When Fritzsche takes over on Sept. 6, he will oversee a staff of 75, including 47 attorneys and 15 paralegals, at six locations across the state.
“I’m proud to bring a broad background of experiences, working with all the different communities Pine Tree serves,” Fritzsche said Thursday afternoon.
Currently, Fritzsche is the executive director of the Milk with Dignity Standards Counsel, a Vermont nonprofit that works to improve housing and working conditions for dairy farmers. He is a graduate of Amherst College and the NYU School of Law.
In an interview Thursday, Fritzsche said his interest in legal aid dates back to the early 2000s, when he was a medical interpreter, pesticide safety trainer and health worker with the Maine Migrant Health Program. Fritzsche said he spent his summers traveling from farm to farm, helping to translate interactions between medical professionals and Spanish-speaking farm workers in need of care. The experience provided Fritzsche with one of his first studies of the needs of vulnerable Maine communities.

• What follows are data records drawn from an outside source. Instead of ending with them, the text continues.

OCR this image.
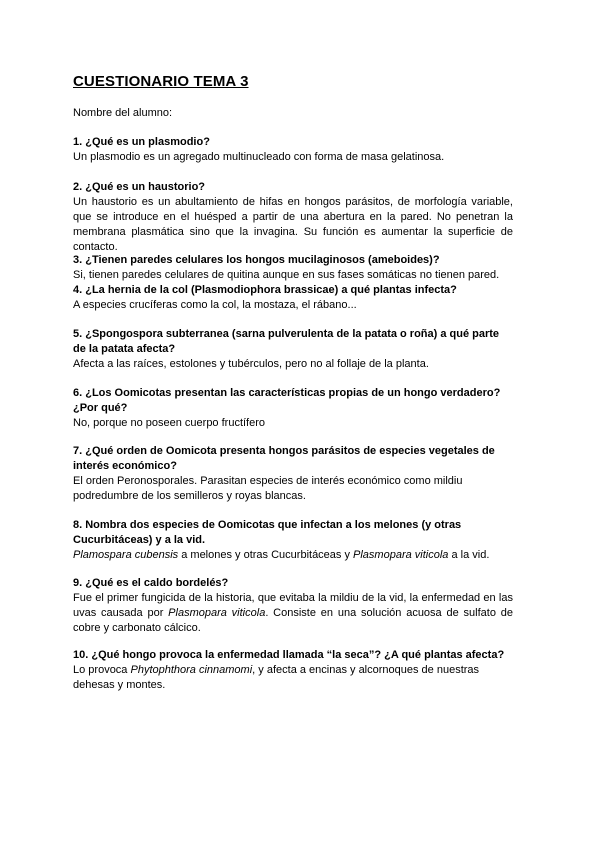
CUESTIONARIO TEMA 3
Nombre del alumno:

1. ¿Qué es un plasmodio?

Un plasmodio es un agregado multinucleado con forma de masa gelatinosa.

2. ¿Qué es un haustorio?

Un haustorio es un abultamiento de hifas en hongos parásitos, de morfología variable, que se introduce en el huésped a partir de una abertura en la pared. No penetran la membrana plasmática sino que la invagina. Su función es aumentar la superficie de contacto.

3. ¿Tienen paredes celulares los hongos mucilaginosos (ameboides)?

Si, tienen paredes celulares de quitina aunque en sus fases somáticas no tienen pared.

4. ¿La hernia de la col (Plasmodiophora brassicae) a qué plantas infecta?

A especies crucíferas como la col, la mostaza, el rábano...

5. ¿Spongospora subterranea (sarna pulverulenta de la patata o roña) a qué parte de la patata afecta?

Afecta a las raíces, estolones y tubérculos, pero no al follaje de la planta.

6. ¿Los Oomicotas presentan las características propias de un hongo verdadero? ¿Por qué?

No, porque no poseen cuerpo fructífero

7. ¿Qué orden de Oomicota presenta hongos parásitos de especies vegetales de interés económico?

El orden Peronosporales. Parasitan especies de interés económico como mildiu podredumbre de los semilleros y royas blancas.

8. Nombra dos especies de Oomicotas que infectan a los melones (y otras Cucurbitáceas) y a la vid.

Plamospara cubensis a melones y otras Cucurbitáceas y Plasmopara viticola a la vid.

9. ¿Qué es el caldo bordelés?

Fue el primer fungicida de la historia, que evitaba la mildiu de la vid, la enfermedad en las uvas causada por Plasmopara viticola. Consiste en una solución acuosa de sulfato de cobre y carbonato cálcico.

10. ¿Qué hongo provoca la enfermedad llamada “la seca”? ¿A qué plantas afecta?

Lo provoca Phytophthora cinnamomi, y afecta a encinas y alcornoques de nuestras dehesas y montes.
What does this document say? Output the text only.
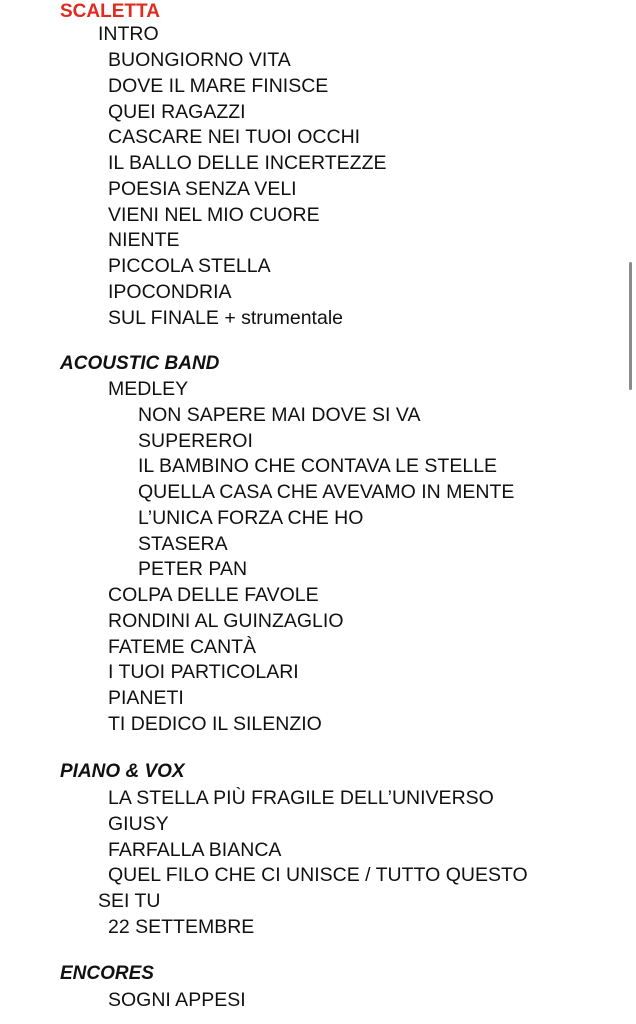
SCALETTA
INTRO
BUONGIORNO VITA
DOVE IL MARE FINISCE
QUEI RAGAZZI
CASCARE NEI TUOI OCCHI
IL BALLO DELLE INCERTEZZE
POESIA SENZA VELI
VIENI NEL MIO CUORE
NIENTE
PICCOLA STELLA
IPOCONDRIA
SUL FINALE + strumentale
ACOUSTIC BAND
MEDLEY
NON SAPERE MAI DOVE SI VA
SUPEREROI
IL BAMBINO CHE CONTAVA LE STELLE
QUELLA CASA CHE AVEVAMO IN MENTE
L’UNICA FORZA CHE HO
STASERA
PETER PAN
COLPA DELLE FAVOLE
RONDINI AL GUINZAGLIO
FATEME CANTÀ
I TUOI PARTICOLARI
PIANETI
TI DEDICO IL SILENZIO
PIANO & VOX
LA STELLA PIÙ FRAGILE DELL’UNIVERSO
GIUSY
FARFALLA BIANCA
QUEL FILO CHE CI UNISCE / TUTTO QUESTO
SEI TU
22 SETTEMBRE
ENCORES
SOGNI APPESI
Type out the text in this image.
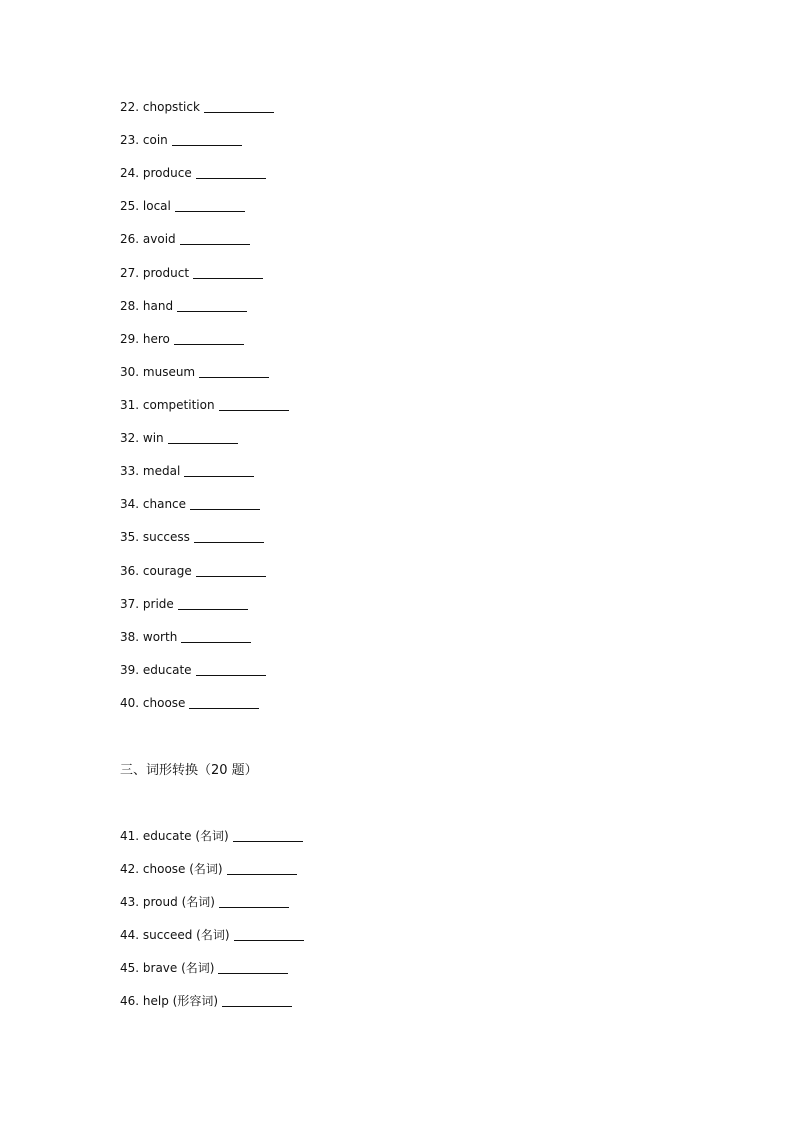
22. chopstick
23. coin
24. produce
25. local
26. avoid
27. product
28. hand
29. hero
30. museum
31. competition
32. win
33. medal
34. chance
35. success
36. courage
37. pride
38. worth
39. educate
40. choose
三、词形转换（20 题）
41. educate (名词)
42. choose (名词)
43. proud (名词)
44. succeed (名词)
45. brave (名词)
46. help (形容词)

His first job after law school was as a staff attorney for the Immigrant Justice Project at the Southern Poverty Law Center in Atlanta. Fritzsche also taught at Cardozo School of Law’s Immigration Justice Clinic in New York City.
“He has a lot of experience in many areas,” said Dan Emery, chairman of the board of directors who oversees Pine Tree’s legal counsel. Emery noted Fritzsche’s “enormous” work to uphold human rights and improve conditions for farm workers, as well as his “broad” experience working with the types of customers who need Pine Tree’s help most.

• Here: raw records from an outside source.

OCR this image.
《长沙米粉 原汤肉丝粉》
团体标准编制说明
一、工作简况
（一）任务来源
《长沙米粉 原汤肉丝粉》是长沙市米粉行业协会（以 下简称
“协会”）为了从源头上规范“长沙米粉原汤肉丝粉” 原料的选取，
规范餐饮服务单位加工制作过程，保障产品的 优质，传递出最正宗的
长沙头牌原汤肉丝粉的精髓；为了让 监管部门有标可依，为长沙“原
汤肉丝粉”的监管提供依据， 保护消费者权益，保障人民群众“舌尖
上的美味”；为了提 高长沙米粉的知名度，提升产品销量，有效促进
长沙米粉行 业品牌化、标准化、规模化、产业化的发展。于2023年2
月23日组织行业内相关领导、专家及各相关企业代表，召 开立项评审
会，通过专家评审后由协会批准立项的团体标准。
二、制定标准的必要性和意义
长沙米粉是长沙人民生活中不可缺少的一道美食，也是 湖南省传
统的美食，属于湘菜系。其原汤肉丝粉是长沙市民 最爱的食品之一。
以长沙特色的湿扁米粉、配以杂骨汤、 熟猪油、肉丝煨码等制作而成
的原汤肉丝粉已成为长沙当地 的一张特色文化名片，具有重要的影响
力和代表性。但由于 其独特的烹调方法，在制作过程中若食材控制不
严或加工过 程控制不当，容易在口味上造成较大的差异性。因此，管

“He’s really devoted his life to working with underprivileged, low-income people,” Emery said.
Pine Tree Legal Assistance was founded in the late 1960s when it was one of the first nationwide civil legal aid organizations.

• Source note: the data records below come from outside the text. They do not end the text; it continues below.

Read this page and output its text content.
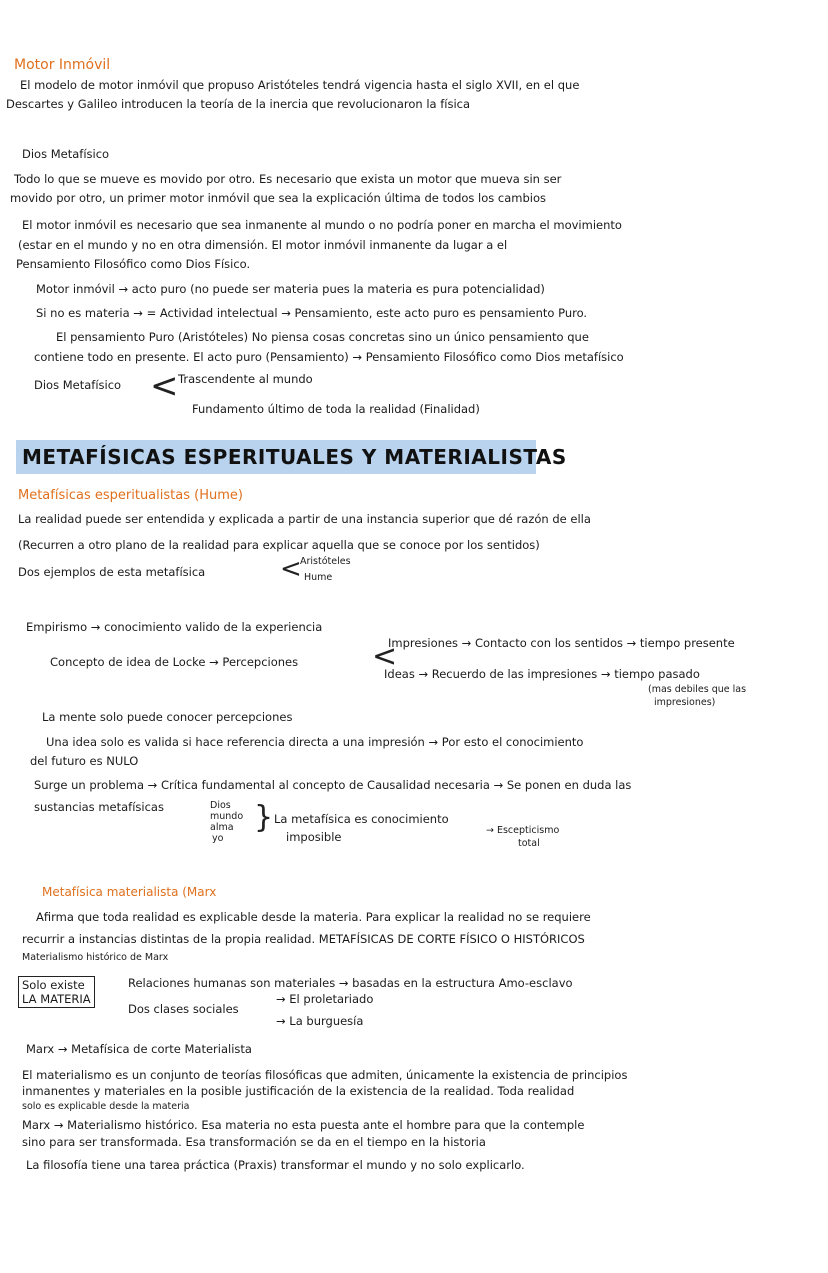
Motor Inmóvil
El modelo de motor inmóvil que propuso Aristóteles tendrá vigencia hasta el siglo XVII, en el que
Descartes y Galileo introducen la teoría de la inercia que revolucionaron la física
Dios Metafísico
Todo lo que se mueve es movido por otro. Es necesario que exista un motor que mueva sin ser
movido por otro, un primer motor inmóvil que sea la explicación última de todos los cambios
El motor inmóvil es necesario que sea inmanente al mundo o no podría poner en marcha el movimiento
(estar en el mundo y no en otra dimensión. El motor inmóvil inmanente da lugar a el
Pensamiento Filosófico como Dios Físico.
Motor inmóvil → acto puro (no puede ser materia pues la materia es pura potencialidad)
Si no es materia → = Actividad intelectual → Pensamiento, este acto puro es pensamiento Puro.
El pensamiento Puro (Aristóteles) No piensa cosas concretas sino un único pensamiento que
contiene todo en presente. El acto puro (Pensamiento) → Pensamiento Filosófico como Dios metafísico
Dios Metafísico < Trascendente al mundo
Fundamento último de toda la realidad (Finalidad)
METAFÍSICAS ESPERITUALES Y MATERIALISTAS
Metafísicas esperitualistas (Hume)
La realidad puede ser entendida y explicada a partir de una instancia superior que dé razón de ella
(Recurren a otro plano de la realidad para explicar aquella que se conoce por los sentidos)
Dos ejemplos de esta metafísica	<
Aristóteles
Hume
Empirismo → conocimiento valido de la experiencia
Concepto de idea de Locke → Percepciones <
Impresiones → Contacto con los sentidos → tiempo presente
Ideas → Recuerdo de las impresiones → tiempo pasado
(mas debiles que las
impresiones)
La mente solo puede conocer percepciones
Una idea solo es valida si hace referencia directa a una impresión → Por esto el conocimiento
del futuro es NULO
Surge un problema → Crítica fundamental al concepto de Causalidad necesaria → Se ponen en duda las
sustancias metafísicas	Dios
mundo
alma
yo
} La metafísica es conocimiento
imposible	→ Escepticismo
total
Metafísica materialista (Marx
Afirma que toda realidad es explicable desde la materia. Para explicar la realidad no se requiere
recurrir a instancias distintas de la propia realidad. METAFÍSICAS DE CORTE FÍSICO O HISTÓRICOS
Materialismo histórico de Marx
Solo existe
LA MATERIA
Relaciones humanas son materiales → basadas en la estructura Amo-esclavo
Dos clases sociales
→ El proletariado
→ La burguesía
Marx → Metafísica de corte Materialista
El materialismo es un conjunto de teorías filosóficas que admiten, únicamente la existencia de principios
inmanentes y materiales en la posible justificación de la existencia de la realidad. Toda realidad
solo es explicable desde la materia
Marx → Materialismo histórico. Esa materia no esta puesta ante el hombre para que la contemple
sino para ser transformada. Esa transformación se da en el tiempo en la historia
La filosofía tiene una tarea práctica (Praxis) transformar el mundo y no solo explicarlo.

Heald acquired Pine Tree in 1990 after spending about five years there correcting the exclusion of the Aroostook Band of Micmacs from the Maine Indian Claims Settlement Act of 1980, a change that was eventually accomplished by federal law. Smith College and George Washington University graduates grew up in Oquossoc, in the western mountains of Maine.
As executive director, Heald brought the organization into the age of technology by helping to establish a self-help resource website in 1996—the first online self-help guides produced by a legal aid organization in the country.
Heald saw the formation of several new legal aid programs, including those for children, low-income veterans, and survivors of domestic violence and sexual assault.
heal was honored in 2011 at the White House as a “Champion of Change” for her work in the justice field. In an editorial from 2017 before the Press Herald during the nonprofit’s 50th anniversary, Heald argued for increased funding and support for legal aid organizations across the state.
“When we pronounce the pledge of allegiance, we conclude with ‘justice for all,'” Heald wrote in the piece’s co-author. “We need civil legal aid programs like Pine Tree Legal Assistance to make sure Maine provides justice for everyone, not just those who can afford it.”